The scandal led to investors losing somewhere in the region of £100m. Arad died in 2008 of a heart attack, with none of the money he made returned to investors.
Rybak, who was based in Monaco, was forced to pay back some of the money, but not enough to cover all of the losses.
The only person to really face any meaningful charges was Pearson, who was sentenced to a year in prison for fraud. Even now it’s not clear if he was genuinely malicious or was used as a patsy by the other people involved in the scheme.
It’s often easy to look back in hindsight and say that you’d have behaved differently but in this case it seemed so clear that something seriously fishy was going on.
And that brings us back to Ayalon’s story.
Long after The Gatekeepers came out, he wrote a book where he revealed the director of the film had cut out half of what he said, which actually contained the point he was trying to make.
“For most people it’s a very, very sad moment when you realise nobody was behind the door,” he’d added. “For me it was like I suddenly saw the light. I realised the simple concept of democracy. It is me who needs to take responsibility. I am responsible.”

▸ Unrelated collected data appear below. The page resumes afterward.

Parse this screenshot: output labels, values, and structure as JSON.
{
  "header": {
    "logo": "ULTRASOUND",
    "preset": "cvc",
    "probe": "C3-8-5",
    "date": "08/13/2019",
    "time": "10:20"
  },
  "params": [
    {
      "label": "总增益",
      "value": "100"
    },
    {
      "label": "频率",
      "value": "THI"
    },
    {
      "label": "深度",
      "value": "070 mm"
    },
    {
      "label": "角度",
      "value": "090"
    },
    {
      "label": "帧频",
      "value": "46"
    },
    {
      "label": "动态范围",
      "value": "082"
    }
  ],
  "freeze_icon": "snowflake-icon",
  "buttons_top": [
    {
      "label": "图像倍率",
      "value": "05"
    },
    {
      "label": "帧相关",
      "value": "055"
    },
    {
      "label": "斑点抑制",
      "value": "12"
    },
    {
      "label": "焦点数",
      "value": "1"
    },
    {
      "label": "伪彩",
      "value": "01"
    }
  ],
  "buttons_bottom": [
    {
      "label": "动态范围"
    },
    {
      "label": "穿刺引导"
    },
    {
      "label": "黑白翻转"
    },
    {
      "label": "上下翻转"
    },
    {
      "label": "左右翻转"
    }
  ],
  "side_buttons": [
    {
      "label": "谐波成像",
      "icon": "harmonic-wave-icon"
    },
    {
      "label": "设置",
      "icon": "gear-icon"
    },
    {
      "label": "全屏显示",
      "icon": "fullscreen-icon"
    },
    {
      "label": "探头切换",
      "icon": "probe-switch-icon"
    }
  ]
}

To translate that into more banal investment terms, Langbar’s story should serve as a reminder that we should trust a lot of our gut instincts and beliefs.
Don’t expect guys in flashy suits or people using highfalutin language to always be telling the truth or have your best interest at heart.
That’s not to say you should be a paranoid wreck, distrusting everything you're told. But if something seems like it isn’t right, there’s a good chance it isn’t.
It’s a wild world out there and the odds are another Langbar-esque firm will appear on the scene at some point. Just make sure you aren’t caught out by them.